You are viewing the course site for a past offering of this course. The current offering may be found here.
Lecture 20: Fluid Simulation (20)
adityasingh7311

The Navier-Stokes equations model acceleration of a fluid by adding together all the active internal and external forces acting on the matter.

The advection term represents that in the grid simulation at a point the fluid that is flowing will move and be replaced by some other fluid. The replacement fluid could potentially have some different velocity than what was originally there so the advection term captures this effect. This is a change in apparent velocity that is not due to the actions of the active forces.

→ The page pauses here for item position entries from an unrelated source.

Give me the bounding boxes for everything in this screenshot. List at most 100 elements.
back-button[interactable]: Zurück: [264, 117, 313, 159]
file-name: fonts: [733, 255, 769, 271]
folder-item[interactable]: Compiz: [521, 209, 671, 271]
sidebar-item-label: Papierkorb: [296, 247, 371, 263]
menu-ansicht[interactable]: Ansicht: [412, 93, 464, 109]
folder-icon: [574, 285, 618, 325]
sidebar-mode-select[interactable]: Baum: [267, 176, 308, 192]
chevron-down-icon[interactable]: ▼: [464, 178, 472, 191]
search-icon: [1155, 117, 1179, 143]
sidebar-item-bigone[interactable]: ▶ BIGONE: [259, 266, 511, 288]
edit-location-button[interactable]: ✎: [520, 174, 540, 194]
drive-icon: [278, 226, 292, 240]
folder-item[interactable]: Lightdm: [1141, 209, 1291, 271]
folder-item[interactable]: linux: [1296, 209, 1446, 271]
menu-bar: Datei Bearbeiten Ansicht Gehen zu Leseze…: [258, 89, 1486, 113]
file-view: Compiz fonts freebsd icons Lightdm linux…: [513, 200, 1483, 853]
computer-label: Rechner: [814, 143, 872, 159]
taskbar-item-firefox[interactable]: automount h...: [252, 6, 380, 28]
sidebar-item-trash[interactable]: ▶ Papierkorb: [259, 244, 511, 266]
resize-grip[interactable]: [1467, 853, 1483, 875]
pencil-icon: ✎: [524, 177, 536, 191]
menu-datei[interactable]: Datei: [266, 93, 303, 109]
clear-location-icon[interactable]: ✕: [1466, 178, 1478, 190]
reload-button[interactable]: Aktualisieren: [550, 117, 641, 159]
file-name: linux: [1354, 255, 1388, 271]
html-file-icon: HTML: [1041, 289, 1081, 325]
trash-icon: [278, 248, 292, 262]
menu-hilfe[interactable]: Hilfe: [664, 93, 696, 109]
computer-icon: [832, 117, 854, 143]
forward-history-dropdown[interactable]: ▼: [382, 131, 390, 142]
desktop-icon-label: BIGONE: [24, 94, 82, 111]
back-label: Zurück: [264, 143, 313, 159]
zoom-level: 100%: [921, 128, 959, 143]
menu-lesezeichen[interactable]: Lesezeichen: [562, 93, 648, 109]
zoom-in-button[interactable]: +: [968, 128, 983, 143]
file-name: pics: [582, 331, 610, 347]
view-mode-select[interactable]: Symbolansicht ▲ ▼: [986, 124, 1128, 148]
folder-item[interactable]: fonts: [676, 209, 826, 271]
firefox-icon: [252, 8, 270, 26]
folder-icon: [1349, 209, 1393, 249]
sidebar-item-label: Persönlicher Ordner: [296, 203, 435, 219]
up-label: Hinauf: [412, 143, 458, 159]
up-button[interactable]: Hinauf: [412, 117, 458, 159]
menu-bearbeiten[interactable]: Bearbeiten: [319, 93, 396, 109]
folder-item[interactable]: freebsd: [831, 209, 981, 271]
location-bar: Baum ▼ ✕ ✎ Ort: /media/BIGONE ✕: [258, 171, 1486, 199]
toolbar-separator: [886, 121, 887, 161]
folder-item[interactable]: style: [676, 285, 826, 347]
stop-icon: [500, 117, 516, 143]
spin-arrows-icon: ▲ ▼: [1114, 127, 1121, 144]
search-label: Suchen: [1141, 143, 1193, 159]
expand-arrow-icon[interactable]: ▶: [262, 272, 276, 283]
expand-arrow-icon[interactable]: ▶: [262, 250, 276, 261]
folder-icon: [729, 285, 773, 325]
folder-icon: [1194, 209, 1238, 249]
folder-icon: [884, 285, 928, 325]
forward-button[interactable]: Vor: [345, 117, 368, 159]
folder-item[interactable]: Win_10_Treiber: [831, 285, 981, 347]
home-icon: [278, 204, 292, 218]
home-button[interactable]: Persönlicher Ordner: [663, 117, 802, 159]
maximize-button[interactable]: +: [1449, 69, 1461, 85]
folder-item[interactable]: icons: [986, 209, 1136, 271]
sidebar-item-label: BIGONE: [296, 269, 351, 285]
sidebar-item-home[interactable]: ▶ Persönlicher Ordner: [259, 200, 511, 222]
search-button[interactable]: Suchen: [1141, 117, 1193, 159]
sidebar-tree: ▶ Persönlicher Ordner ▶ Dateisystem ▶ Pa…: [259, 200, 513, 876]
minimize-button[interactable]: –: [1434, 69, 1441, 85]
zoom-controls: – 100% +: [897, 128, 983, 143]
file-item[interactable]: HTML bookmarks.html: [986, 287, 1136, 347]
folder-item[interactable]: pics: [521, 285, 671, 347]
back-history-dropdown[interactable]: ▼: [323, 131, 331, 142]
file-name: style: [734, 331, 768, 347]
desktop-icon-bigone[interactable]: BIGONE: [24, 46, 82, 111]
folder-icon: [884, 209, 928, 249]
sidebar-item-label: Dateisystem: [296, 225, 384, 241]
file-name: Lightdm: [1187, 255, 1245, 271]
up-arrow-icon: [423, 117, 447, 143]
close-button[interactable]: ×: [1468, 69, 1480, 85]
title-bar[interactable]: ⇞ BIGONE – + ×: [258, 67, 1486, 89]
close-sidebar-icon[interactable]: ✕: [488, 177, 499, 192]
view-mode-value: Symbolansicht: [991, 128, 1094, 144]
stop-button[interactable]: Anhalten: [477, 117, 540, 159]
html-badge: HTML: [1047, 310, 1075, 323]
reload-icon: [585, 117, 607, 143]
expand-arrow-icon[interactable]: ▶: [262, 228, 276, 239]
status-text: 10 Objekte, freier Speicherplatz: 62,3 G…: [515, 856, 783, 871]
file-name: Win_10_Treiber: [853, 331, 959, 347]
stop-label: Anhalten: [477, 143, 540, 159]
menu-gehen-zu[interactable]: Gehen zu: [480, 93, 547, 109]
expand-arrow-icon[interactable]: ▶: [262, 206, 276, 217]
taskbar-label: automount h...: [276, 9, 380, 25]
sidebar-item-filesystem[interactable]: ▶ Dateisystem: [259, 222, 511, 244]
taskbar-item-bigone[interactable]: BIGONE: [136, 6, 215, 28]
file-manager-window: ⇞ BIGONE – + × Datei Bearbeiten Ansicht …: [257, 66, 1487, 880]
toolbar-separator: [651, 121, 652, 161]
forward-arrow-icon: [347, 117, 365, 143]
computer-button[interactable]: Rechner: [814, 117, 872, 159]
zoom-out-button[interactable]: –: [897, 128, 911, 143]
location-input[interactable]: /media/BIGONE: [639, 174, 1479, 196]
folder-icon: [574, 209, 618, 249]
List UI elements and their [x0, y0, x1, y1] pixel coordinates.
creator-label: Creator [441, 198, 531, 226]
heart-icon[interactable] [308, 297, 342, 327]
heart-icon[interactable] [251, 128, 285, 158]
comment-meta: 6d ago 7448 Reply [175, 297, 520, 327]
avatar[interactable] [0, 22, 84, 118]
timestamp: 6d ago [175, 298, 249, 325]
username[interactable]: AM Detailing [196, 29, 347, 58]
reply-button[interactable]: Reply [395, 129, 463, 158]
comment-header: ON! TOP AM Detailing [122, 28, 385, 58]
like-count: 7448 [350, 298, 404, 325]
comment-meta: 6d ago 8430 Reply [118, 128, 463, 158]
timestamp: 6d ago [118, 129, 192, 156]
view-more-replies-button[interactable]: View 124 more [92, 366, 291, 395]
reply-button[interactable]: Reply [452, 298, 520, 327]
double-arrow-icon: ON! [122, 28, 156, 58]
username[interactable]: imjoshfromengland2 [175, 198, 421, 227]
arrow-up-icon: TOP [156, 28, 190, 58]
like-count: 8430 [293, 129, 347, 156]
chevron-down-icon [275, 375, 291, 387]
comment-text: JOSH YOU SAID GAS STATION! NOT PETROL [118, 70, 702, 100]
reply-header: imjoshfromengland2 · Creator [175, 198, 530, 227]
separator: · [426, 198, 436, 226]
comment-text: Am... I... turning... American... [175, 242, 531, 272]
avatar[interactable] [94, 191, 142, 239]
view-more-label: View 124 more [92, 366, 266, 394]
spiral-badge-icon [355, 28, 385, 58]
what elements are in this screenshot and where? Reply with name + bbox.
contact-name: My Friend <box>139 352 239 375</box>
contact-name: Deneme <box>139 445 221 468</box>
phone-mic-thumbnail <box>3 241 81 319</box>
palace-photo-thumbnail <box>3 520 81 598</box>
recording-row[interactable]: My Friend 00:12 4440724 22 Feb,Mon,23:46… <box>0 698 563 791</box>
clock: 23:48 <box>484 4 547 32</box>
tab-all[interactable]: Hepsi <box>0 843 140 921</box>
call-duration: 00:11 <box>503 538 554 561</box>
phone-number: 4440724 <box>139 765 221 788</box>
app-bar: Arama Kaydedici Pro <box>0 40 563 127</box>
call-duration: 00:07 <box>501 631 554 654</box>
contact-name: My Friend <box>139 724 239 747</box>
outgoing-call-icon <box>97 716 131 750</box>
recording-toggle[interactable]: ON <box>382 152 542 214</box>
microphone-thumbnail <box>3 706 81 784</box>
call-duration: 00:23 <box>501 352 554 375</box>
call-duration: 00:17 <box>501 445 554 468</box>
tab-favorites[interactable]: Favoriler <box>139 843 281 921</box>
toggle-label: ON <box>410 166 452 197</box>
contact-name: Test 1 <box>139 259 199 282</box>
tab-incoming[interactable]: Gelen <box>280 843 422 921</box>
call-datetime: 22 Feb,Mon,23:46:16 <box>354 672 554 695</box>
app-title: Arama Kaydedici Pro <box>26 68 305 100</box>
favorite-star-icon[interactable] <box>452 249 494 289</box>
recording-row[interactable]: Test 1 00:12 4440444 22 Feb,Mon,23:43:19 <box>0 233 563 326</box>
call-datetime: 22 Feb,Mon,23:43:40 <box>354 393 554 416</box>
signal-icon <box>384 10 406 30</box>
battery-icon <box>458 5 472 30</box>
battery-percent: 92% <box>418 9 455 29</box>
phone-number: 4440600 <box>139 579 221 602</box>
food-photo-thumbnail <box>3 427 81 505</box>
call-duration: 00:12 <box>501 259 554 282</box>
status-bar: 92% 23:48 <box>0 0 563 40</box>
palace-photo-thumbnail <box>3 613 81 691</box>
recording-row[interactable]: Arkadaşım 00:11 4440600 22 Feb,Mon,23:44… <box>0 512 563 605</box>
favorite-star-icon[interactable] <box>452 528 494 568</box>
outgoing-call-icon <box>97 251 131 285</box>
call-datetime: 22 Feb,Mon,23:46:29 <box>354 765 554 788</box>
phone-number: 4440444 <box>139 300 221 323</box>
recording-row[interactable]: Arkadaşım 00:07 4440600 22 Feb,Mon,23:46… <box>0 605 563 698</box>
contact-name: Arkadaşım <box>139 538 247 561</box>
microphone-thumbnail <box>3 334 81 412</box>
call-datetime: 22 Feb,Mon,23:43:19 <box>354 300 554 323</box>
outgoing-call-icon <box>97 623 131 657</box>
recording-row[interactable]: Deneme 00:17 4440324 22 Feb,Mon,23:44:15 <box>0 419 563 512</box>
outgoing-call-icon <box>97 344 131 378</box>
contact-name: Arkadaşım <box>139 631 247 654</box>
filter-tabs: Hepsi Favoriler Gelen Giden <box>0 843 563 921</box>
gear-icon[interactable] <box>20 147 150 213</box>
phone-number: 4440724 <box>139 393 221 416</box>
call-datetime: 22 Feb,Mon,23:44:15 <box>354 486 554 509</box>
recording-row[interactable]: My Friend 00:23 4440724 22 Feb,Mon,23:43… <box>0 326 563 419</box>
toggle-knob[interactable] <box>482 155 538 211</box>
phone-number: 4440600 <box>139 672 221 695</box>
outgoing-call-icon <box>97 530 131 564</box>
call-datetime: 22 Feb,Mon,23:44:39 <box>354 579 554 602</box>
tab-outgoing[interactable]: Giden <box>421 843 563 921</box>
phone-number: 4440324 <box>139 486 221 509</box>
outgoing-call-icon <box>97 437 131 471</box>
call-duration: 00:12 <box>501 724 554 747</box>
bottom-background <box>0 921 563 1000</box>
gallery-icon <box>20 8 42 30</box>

As an interesting side note, these equations are listed among the $1 million Millennium Problems for proving that a unique smooth solution exists (or doesn't exist) for any initial conditions.

LucasArmand

It seems very strange to me that equations like N-SE can even exist at all, considering how complex and chaotic fluid systems are. Just a simple system with water contains billions of billions of mostly independent atoms, yet we can predict their behavior with just a few terms of the macroscopic conditions.

rsha256

By definition, models are not perfect. I do not think N-SE actually predicts where fluid will go but instead shows an update which can be applied to a trajectory of a possible update. I think looking at a macro view of systems allows for us to view systems more coarsely and talk more generally about what we would expect by Newtonian physics.